Ela é idealizadora e mediadora de um tour gratuito pelo edifício, que diz ter recebido 15 mil visitantes em dois anos. Ivone teme que a venda encerre a abertura do espaço para o público e o deixe sujeito a ocupações, como a que está na antiga Casa da Moeda há cerca de dois anos.
Além disso, a arquiteta relata que o espaço está com alguns andares “feios”, com umidade, trincas e infiltrações. Ela considera que os ambientes poderiam “ser melhor usados”, visto que a estimativa é de que apenas 300 pessoas trabalhem no local. Para ela, uma mudança no tombamento garantiria a reforma, sem descaracterizar os ambientes internos originais.
Secretário diz que mudança é definida
Mesmo que o abaixo-assinado seja bem-sucedido, o secretário de Esportes, Aildo Rodrigues Ferreira, garante que a troca de sede é definitiva. “Estamos trabalhando para mudar de prédio, para um mais novo, moderno e confortável para o servidor.” O novo endereço será o Edifício Cidade I, a uma quadra de distância e também do Estado.
Segundo ele, o antigo banco tem “sérios problemas de hidráulica e elétrica” e exige uma restauração “muito custosa”. Ele afirma que o Estado vai garantir a segurança do imóvel antes da posse do novo dono.
Um dos mais importantes art déco do País
Se a fachada do antigo Banco de São Paulo não é tão conhecida quanto pares do entorno, o andar térreo do edifício já estrelou dezenas de filmes, programas de televisão e comerciais. O motivo é a antiga área da agência bancária, mantida de forma semelhante à configuração original, além do grande caixa-forte e a permanência de adornos de época e materiais nobres.
O “refinamento artístico” e o “apuro técnico” do projeto arquitetônico são destacados na resolução do tombamento estadual do edifício. O texto também aponta o “caráter de excepcionalidade em relação ao conjunto de testemunhos dessa corrente existente em São Paulo”, referindo-se às características art déco, também presentes no Viaduto Santa Ifigênia e Estádio do Pacaembu, por exemplo.

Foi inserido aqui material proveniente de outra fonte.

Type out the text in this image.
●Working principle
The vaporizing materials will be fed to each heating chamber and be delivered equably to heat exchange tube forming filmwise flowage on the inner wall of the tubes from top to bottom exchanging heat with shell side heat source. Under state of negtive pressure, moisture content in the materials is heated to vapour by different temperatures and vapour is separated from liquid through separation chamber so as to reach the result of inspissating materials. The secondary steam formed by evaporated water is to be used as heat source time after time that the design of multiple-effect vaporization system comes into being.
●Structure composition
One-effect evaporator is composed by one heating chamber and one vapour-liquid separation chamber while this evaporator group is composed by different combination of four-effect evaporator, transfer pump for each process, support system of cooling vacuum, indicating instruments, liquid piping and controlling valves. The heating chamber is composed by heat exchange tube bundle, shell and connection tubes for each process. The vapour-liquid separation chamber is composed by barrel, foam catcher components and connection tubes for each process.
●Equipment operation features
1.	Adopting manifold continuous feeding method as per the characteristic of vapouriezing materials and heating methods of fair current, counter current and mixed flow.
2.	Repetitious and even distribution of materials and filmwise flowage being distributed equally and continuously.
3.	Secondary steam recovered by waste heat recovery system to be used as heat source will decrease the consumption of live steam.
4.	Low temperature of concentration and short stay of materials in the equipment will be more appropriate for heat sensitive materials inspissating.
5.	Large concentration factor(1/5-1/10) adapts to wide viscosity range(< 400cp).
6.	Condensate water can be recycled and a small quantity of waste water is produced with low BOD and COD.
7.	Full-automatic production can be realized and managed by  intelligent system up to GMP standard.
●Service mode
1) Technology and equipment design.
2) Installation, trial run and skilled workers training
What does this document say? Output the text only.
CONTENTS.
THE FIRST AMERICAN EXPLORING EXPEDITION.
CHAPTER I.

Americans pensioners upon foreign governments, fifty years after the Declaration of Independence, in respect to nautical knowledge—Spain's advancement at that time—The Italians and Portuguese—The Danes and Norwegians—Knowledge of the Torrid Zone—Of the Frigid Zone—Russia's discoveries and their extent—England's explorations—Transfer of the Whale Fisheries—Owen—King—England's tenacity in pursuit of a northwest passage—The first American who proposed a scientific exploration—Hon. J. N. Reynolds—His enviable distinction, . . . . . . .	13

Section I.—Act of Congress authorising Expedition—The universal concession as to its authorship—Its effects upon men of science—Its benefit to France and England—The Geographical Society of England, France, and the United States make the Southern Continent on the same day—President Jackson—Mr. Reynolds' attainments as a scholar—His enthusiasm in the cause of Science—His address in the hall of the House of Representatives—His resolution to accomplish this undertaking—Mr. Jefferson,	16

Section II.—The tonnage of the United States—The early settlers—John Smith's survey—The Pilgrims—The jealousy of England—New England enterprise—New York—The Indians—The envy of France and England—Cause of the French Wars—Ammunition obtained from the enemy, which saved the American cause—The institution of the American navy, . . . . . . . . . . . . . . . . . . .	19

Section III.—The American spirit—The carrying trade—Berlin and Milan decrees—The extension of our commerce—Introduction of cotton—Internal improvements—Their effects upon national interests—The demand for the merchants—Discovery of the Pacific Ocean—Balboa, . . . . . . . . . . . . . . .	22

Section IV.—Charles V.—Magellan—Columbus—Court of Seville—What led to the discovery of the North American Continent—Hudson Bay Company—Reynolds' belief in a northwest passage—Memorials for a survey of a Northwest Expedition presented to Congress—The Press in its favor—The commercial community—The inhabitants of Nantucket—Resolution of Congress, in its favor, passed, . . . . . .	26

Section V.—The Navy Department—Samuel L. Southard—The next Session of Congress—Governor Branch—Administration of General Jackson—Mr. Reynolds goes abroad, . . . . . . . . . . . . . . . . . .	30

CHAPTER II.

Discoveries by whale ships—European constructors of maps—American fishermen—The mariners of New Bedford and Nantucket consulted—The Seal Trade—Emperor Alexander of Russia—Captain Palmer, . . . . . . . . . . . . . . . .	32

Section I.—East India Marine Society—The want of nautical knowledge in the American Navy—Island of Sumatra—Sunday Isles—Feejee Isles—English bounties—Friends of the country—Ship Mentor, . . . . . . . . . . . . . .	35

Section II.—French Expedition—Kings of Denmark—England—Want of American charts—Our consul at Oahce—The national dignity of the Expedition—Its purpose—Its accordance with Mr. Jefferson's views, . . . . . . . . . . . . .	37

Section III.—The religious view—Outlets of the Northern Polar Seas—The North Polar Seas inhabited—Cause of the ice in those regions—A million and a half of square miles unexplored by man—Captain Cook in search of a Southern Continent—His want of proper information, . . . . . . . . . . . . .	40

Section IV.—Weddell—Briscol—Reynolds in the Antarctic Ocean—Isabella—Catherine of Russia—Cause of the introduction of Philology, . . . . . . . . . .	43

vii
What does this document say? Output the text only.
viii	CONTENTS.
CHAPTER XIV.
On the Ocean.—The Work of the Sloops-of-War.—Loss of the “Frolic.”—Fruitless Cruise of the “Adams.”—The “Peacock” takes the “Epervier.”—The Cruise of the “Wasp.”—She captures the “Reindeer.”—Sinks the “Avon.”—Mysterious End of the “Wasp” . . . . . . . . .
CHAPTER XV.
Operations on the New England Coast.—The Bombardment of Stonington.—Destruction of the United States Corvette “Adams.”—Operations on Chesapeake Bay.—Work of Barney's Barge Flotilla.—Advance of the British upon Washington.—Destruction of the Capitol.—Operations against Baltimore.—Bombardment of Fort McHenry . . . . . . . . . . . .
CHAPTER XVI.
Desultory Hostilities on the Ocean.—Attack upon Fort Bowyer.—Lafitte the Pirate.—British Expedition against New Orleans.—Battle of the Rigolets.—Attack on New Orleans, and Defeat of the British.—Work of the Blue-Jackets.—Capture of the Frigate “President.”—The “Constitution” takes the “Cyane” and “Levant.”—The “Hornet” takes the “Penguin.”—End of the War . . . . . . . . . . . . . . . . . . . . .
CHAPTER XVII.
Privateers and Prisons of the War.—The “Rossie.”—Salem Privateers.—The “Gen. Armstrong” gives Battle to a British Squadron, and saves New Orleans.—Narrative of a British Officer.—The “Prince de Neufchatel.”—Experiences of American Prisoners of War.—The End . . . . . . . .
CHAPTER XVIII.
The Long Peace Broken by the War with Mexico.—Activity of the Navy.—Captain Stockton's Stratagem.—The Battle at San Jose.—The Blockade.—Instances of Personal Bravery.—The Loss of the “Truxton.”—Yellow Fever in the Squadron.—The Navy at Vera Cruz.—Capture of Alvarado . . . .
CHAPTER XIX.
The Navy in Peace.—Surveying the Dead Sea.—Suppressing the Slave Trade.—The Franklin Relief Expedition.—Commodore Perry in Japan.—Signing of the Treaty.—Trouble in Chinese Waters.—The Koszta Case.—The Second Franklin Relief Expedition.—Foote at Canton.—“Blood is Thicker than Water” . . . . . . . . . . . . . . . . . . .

O tombamento abrange o edifício “como um todo”, listando itens como os portais em mármore, granito e granilite, o mosaico romano grés, a serralheria artística de ferro e bronze, os lustres em alabastro e os cristais.
Em 2013, a Secretaria de Planejamento e Desenvolvimento Regional chegou a abrir um pedido de estudos para reduzir o tombamento do edifício. O processo foi arquivado dois anos depois pelo Condephaat, em reunião na qual se comentou que a intenção estadual era limitar a proteção à fachada.
“É uma obra-prima de São Paulo”, descreve José Eduardo Lefévre, professor aposentado de Arquitetura da Universidade de São Paulo (USP) e ex-presidente do Conselho de Defesa do Patrimônio Histórico, Arqueológico, Artístico e Turístico (Condephaat). “É o melhor exemplar de art déco em São Paulo. O interior é um requinte, um prédio com um projeto muito bem feito, com ambientes externos e internos de primeira.”
Lefévre ressalta que o tombamento recai sobre a situação do imóvel no momento de decisão, ou seja, não é necessário mudar os andares descaracterizados para os aspectos originais. “É uma atração turística que pode ser muito bem aproveitada, como parte de um roteiro pelos caixas-fortes da área central (como o Centro Cultural Banco do Brasil e o Farol Santander).”
Entre os visitantes, alguns criticam a falta de divulgação da atração, mas os elogios ao edifício são praticamente unânimes. "Me surpreendi, já é grandioso por fora. Depois da visita, fiquei ainda mais encantada", conta a geógrafa Cristiane Nisticó. “Poderia ser até ampliado (o tour), tenho amigos que querem conhecer, mas não podem em dia de semana.”